Em 2019 antes de a covid baralhar as contas de uns e passar a servir de desculpa para o falhanço de outros, o Lesoto, por exemplo, gastava 7.8% do seu PIB com Educação. Moçambique gastava 6.2% do seu PIB na Educação dos moçambicanos, enquanto a vizinha Namíbia gastava 9.5%. Querido leitor, no mesmo ano, em 2019, Angola gastava 1.8% do seu produto interno bruto com a Educação 1.8% – é a expressão do quão prioritária é a Educação para o Governo. Angola figura no grupo dos 5 países que menos gastam com Educação da África subsariana que tem uma média de investimento de 3.5% do PIB no sector.

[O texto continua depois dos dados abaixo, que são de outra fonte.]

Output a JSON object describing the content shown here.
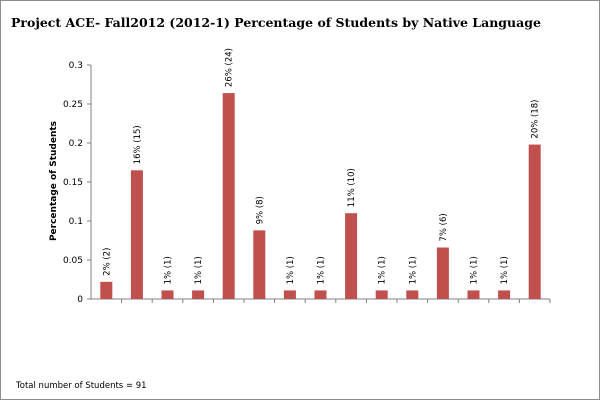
{
  "chart_data": {
    "type": "bar",
    "title": "Project ACE- Fall2012 (2012-1) Percentage of Students by Native Language",
    "xlabel": "",
    "ylabel": "Percentage of Students",
    "ylim": [
      0,
      0.3
    ],
    "yticks": [
      0,
      0.05,
      0.1,
      0.15,
      0.2,
      0.25,
      0.3
    ],
    "ytick_labels": [
      "0",
      "0.05",
      "0.1",
      "0.15",
      "0.2",
      "0.25",
      "0.3"
    ],
    "values": [
      0.022,
      0.165,
      0.011,
      0.011,
      0.264,
      0.088,
      0.011,
      0.011,
      0.11,
      0.011,
      0.011,
      0.066,
      0.011,
      0.011,
      0.198
    ],
    "data_labels": [
      "2% (2)",
      "16% (15)",
      "1% (1)",
      "1% (1)",
      "26% (24)",
      "9% (8)",
      "1% (1)",
      "1% (1)",
      "11% (10)",
      "1% (1)",
      "1% (1)",
      "7% (6)",
      "1% (1)",
      "1% (1)",
      "20% (18)"
    ],
    "bar_color": "#c0504d",
    "grid": false,
    "legend": "none",
    "footnote": "Total number of Students = 91"
  }
}
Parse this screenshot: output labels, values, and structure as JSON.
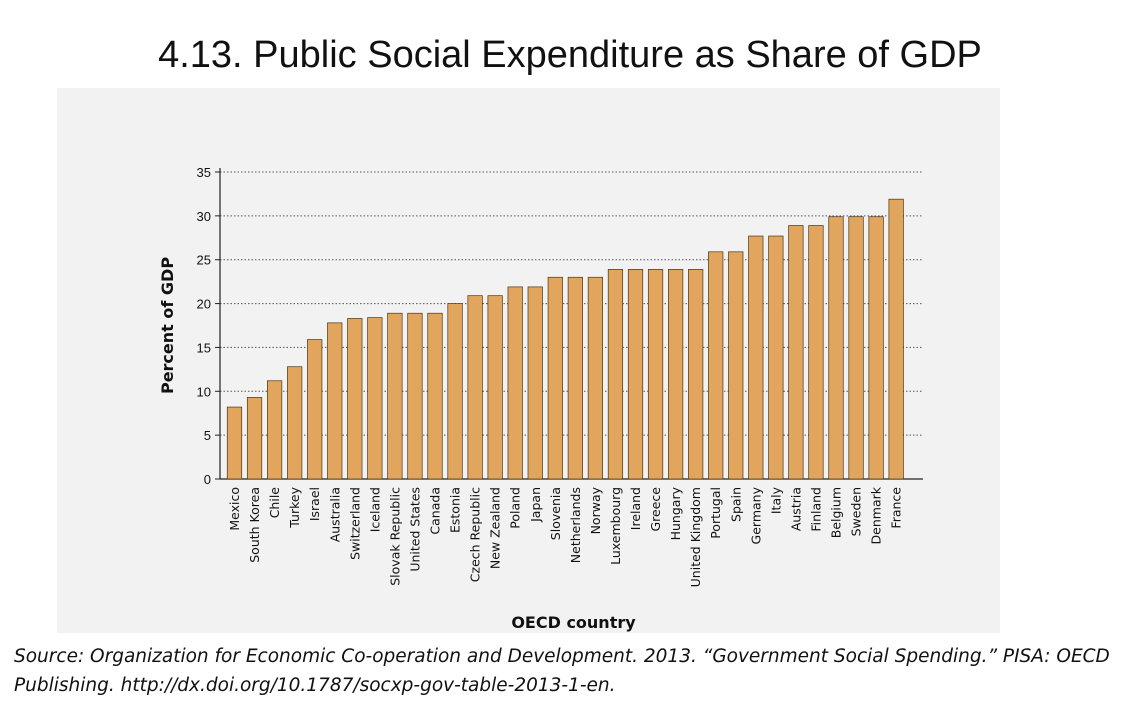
{
  "page": {
    "title": "4.13. Public Social Expenditure as Share of GDP",
    "source": "Source: Organization for Economic Co-operation and Development. 2013. “Government Social Spending.” PISA: OECD Publishing. http://dx.doi.org/10.1787/socxp-gov-table-2013-1-en."
  },
  "chart_data": {
    "type": "bar",
    "xlabel": "OECD country",
    "ylabel": "Percent of GDP",
    "ylim": [
      0,
      35
    ],
    "yticks": [
      0,
      5,
      10,
      15,
      20,
      25,
      30,
      35
    ],
    "grid": "horizontal dotted",
    "categories": [
      "Mexico",
      "South Korea",
      "Chile",
      "Turkey",
      "Israel",
      "Australia",
      "Switzerland",
      "Iceland",
      "Slovak Republic",
      "United States",
      "Canada",
      "Estonia",
      "Czech Republic",
      "New Zealand",
      "Poland",
      "Japan",
      "Slovenia",
      "Netherlands",
      "Norway",
      "Luxembourg",
      "Ireland",
      "Greece",
      "Hungary",
      "United Kingdom",
      "Portugal",
      "Spain",
      "Germany",
      "Italy",
      "Austria",
      "Finland",
      "Belgium",
      "Sweden",
      "Denmark",
      "France"
    ],
    "values": [
      8.2,
      9.3,
      11.2,
      12.8,
      15.9,
      17.8,
      18.3,
      18.4,
      18.9,
      18.9,
      18.9,
      20.0,
      20.9,
      20.9,
      21.9,
      21.9,
      23.0,
      23.0,
      23.0,
      23.9,
      23.9,
      23.9,
      23.9,
      23.9,
      25.9,
      25.9,
      27.7,
      27.7,
      28.9,
      28.9,
      29.9,
      29.9,
      29.9,
      31.9
    ],
    "colors": {
      "bar": "#e2a55e",
      "bar_stroke": "#4a3515",
      "grid": "#555555",
      "panel": "#f2f2f2"
    }
  }
}
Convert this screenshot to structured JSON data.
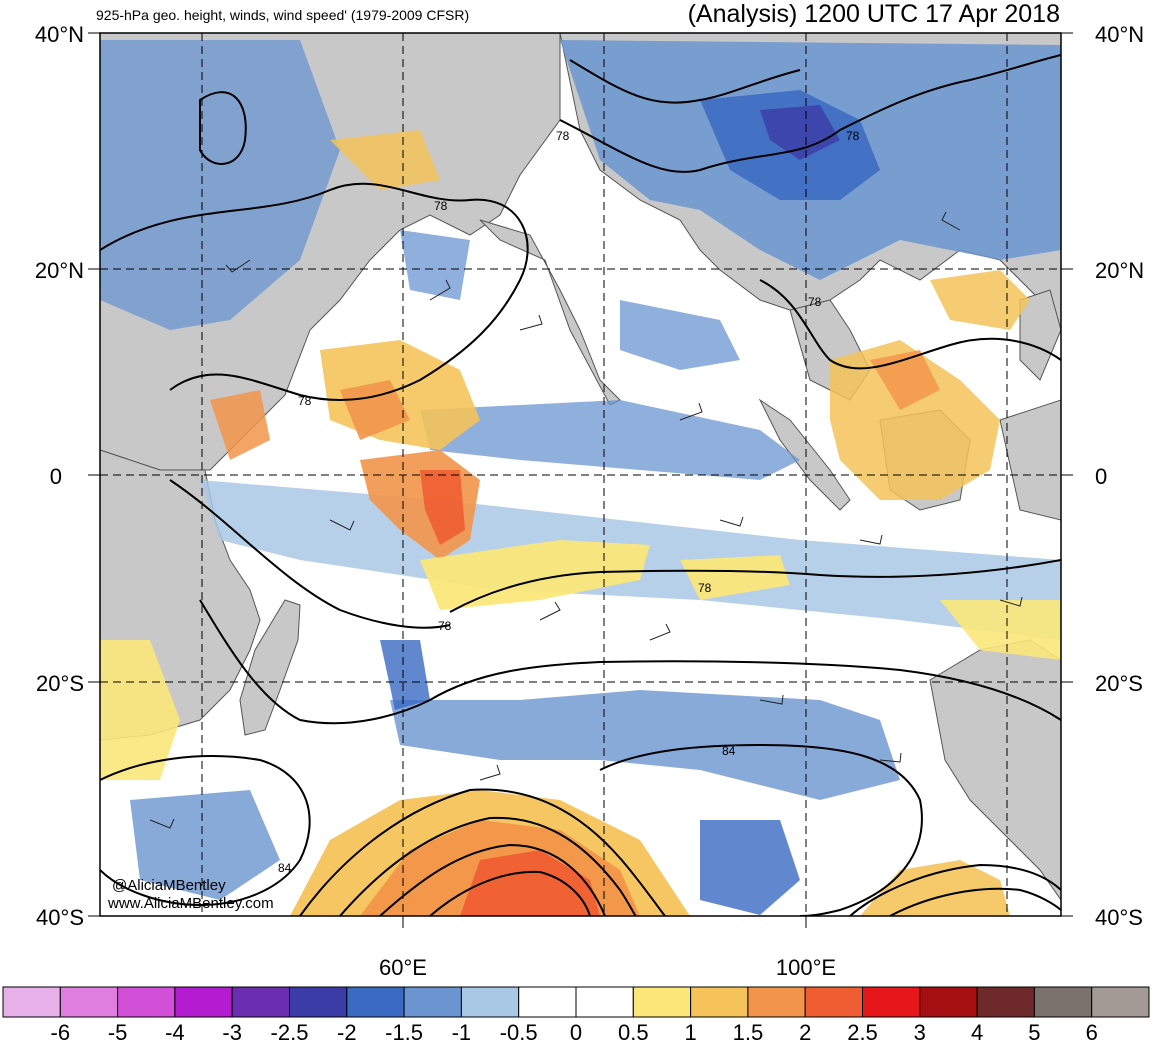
{
  "header": {
    "left_title": "925-hPa geo. height, winds, wind speed' (1979-2009 CFSR)",
    "right_title": "(Analysis) 1200 UTC 17 Apr 2018"
  },
  "map": {
    "lat_labels": [
      "40°N",
      "20°N",
      "0",
      "20°S",
      "40°S"
    ],
    "lon_labels": [
      "60°E",
      "100°E"
    ],
    "contour_labels": [
      "78",
      "78",
      "78",
      "78",
      "78",
      "78",
      "78",
      "84",
      "84"
    ],
    "land_color": "#c8c8c8",
    "coast_color": "#555555"
  },
  "credit": {
    "handle": "@AliciaMBentley",
    "site": "www.AliciaMBentley.com"
  },
  "colorbar": {
    "levels": [
      "-6",
      "-5",
      "-4",
      "-3",
      "-2.5",
      "-2",
      "-1.5",
      "-1",
      "-0.5",
      "0",
      "0.5",
      "1",
      "1.5",
      "2",
      "2.5",
      "3",
      "4",
      "5",
      "6"
    ],
    "colors": [
      "#e8b0e8",
      "#e07ee0",
      "#d24fd8",
      "#b31cd0",
      "#6a2eb0",
      "#3c3ca8",
      "#3a6ac2",
      "#6a95d0",
      "#a9c8e6",
      "#ffffff",
      "#ffffff",
      "#fbe77a",
      "#f5c35a",
      "#f2954a",
      "#ef5e32",
      "#e6161a",
      "#a50f12",
      "#6e2a2a",
      "#7a706c",
      "#a39a96"
    ]
  }
}
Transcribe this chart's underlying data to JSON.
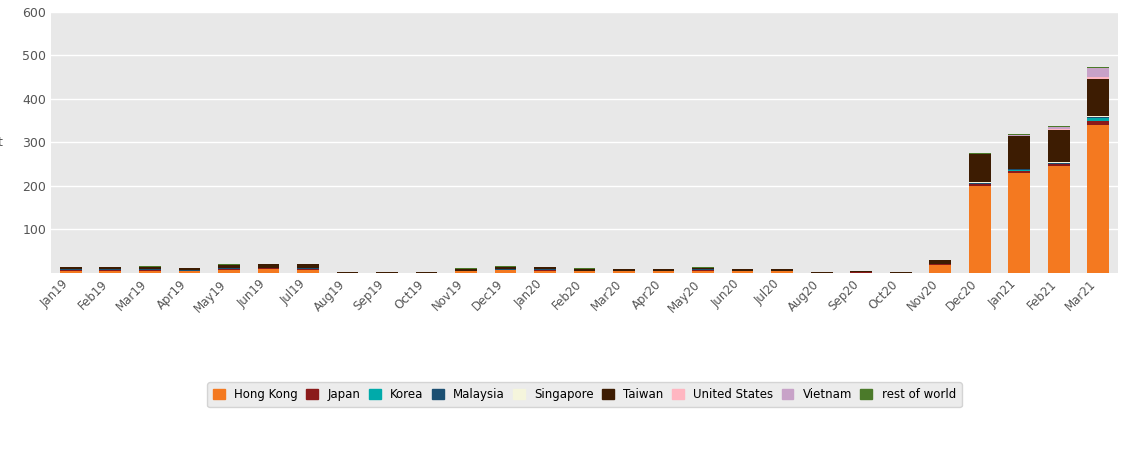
{
  "categories": [
    "Jan19",
    "Feb19",
    "Mar19",
    "Apr19",
    "May19",
    "Jun19",
    "Jul19",
    "Aug19",
    "Sep19",
    "Oct19",
    "Nov19",
    "Dec19",
    "Jan20",
    "Feb20",
    "Mar20",
    "Apr20",
    "May20",
    "Jun20",
    "Jul20",
    "Aug20",
    "Sep20",
    "Oct20",
    "Nov20",
    "Dec20",
    "Jan21",
    "Feb21",
    "Mar21"
  ],
  "series": {
    "Hong Kong": [
      5,
      5,
      4,
      3,
      6,
      8,
      7,
      0,
      0,
      0,
      3,
      6,
      5,
      3,
      3,
      3,
      5,
      3,
      3,
      0,
      0,
      0,
      18,
      200,
      230,
      245,
      340
    ],
    "Japan": [
      1,
      1,
      2,
      1,
      2,
      2,
      2,
      0,
      0,
      0,
      1,
      1,
      1,
      1,
      1,
      1,
      1,
      1,
      1,
      0,
      1,
      0,
      2,
      5,
      4,
      4,
      8
    ],
    "Korea": [
      0,
      0,
      0,
      0,
      0,
      0,
      0,
      0,
      0,
      0,
      0,
      0,
      0,
      0,
      0,
      0,
      0,
      0,
      0,
      0,
      0,
      0,
      0,
      0,
      2,
      2,
      8
    ],
    "Malaysia": [
      2,
      2,
      2,
      2,
      2,
      2,
      2,
      0,
      0,
      0,
      1,
      2,
      2,
      1,
      1,
      1,
      2,
      1,
      1,
      0,
      0,
      0,
      1,
      2,
      2,
      2,
      3
    ],
    "Singapore": [
      0,
      0,
      0,
      0,
      0,
      0,
      0,
      0,
      0,
      0,
      0,
      0,
      0,
      0,
      0,
      0,
      0,
      0,
      0,
      0,
      0,
      0,
      0,
      1,
      1,
      1,
      1
    ],
    "Taiwan": [
      5,
      5,
      6,
      5,
      8,
      8,
      8,
      2,
      1,
      2,
      4,
      5,
      5,
      4,
      3,
      3,
      4,
      3,
      3,
      2,
      2,
      2,
      8,
      65,
      75,
      75,
      85
    ],
    "United States": [
      0,
      0,
      0,
      0,
      0,
      0,
      0,
      0,
      0,
      0,
      0,
      0,
      0,
      0,
      0,
      0,
      0,
      0,
      0,
      0,
      0,
      0,
      0,
      1,
      1,
      2,
      5
    ],
    "Vietnam": [
      0,
      0,
      0,
      0,
      0,
      0,
      0,
      0,
      0,
      0,
      0,
      0,
      0,
      0,
      0,
      0,
      0,
      0,
      0,
      0,
      0,
      0,
      0,
      0,
      2,
      5,
      20
    ],
    "rest of world": [
      1,
      1,
      1,
      1,
      1,
      1,
      1,
      0,
      0,
      0,
      1,
      1,
      1,
      1,
      1,
      1,
      1,
      1,
      1,
      0,
      0,
      0,
      1,
      2,
      2,
      2,
      3
    ]
  },
  "colors": {
    "Hong Kong": "#F47920",
    "Japan": "#8B1A1A",
    "Korea": "#00AAAA",
    "Malaysia": "#1B4F72",
    "Singapore": "#F5F5DC",
    "Taiwan": "#3D1C02",
    "United States": "#FFB6C1",
    "Vietnam": "#C8A2C8",
    "rest of world": "#4B7A2A"
  },
  "ylim": [
    0,
    600
  ],
  "yticks": [
    100,
    200,
    300,
    400,
    500,
    600
  ],
  "ylabel": "t",
  "background_color": "#E8E8E8",
  "grid_color": "#FFFFFF",
  "bar_width": 0.55
}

Recentemente correu uma estatística indicando que 70% das aulas no Cunene são ministradas debaixo de árvores. Uma manchete do Jornal de Angola há dois anos estimava em centenas o número de crianças a estudarem debaixo de árvores em províncias como o Bié, e, mesmo na capital, se não debaixo de árvores (que são mais escassas) certamente em barracas sem condições há milhares de crianças a tentar estudar. No Bengo, na semana que passou e para assinalar o Dia Nacional do Educador, os professores saíram às ruas para comemorar, mas queixaram-se de que falta de tudo um pouco, apagadores, giz e de que os professores passam por muitas dificuldades. Tudo resultado não só de um fraco investimento na Educação como de desvios do pouco que se investe, que não é fiscalizado e que é empregado de forma esporádica e nada estruturada diluindo-se com o tempo. Ainda na semana que passou, correu online um texto intitulado “recado de um jovem professor para as ministras das Finanças e de Educação” que pedia que quando tivessem em conta o subsídio de isolamento e risco dos professores que tivessem em conta os riscos das longas viagens que fazem para dar aulas expostos a cobras gigantes como a que tinha atrás de si o jovem na foto.
Os professores e os educadores têm um papel instrumental que continua a não ser reconhecido ou recompensado e essa displicência com o sector tem custos muito elevados, indissociáveis de estragos no tecido social e económico do país. A educação tem de sair das listas negras do investimento da África subsaariana no sector e tem de deixar de ser o temor dos pais angolanos, das famílias, que têm de se esforçar por pagar vagas ou por pagar propinas caríssimas, sempre sentido que o ensino dos filhos fica aquém do desejável. A educação merece mais do que um aumento no OGE, merece um investimento estratégico e com mecanismos de controlo de eficiência, porque o que se tem feito até aqui claramente não chega e só faz proliferar as tais cabeças de pobre 140 kilobytes e a milhas dos gigas e terabytes de que precisamos para sair do subdesenvolvimento.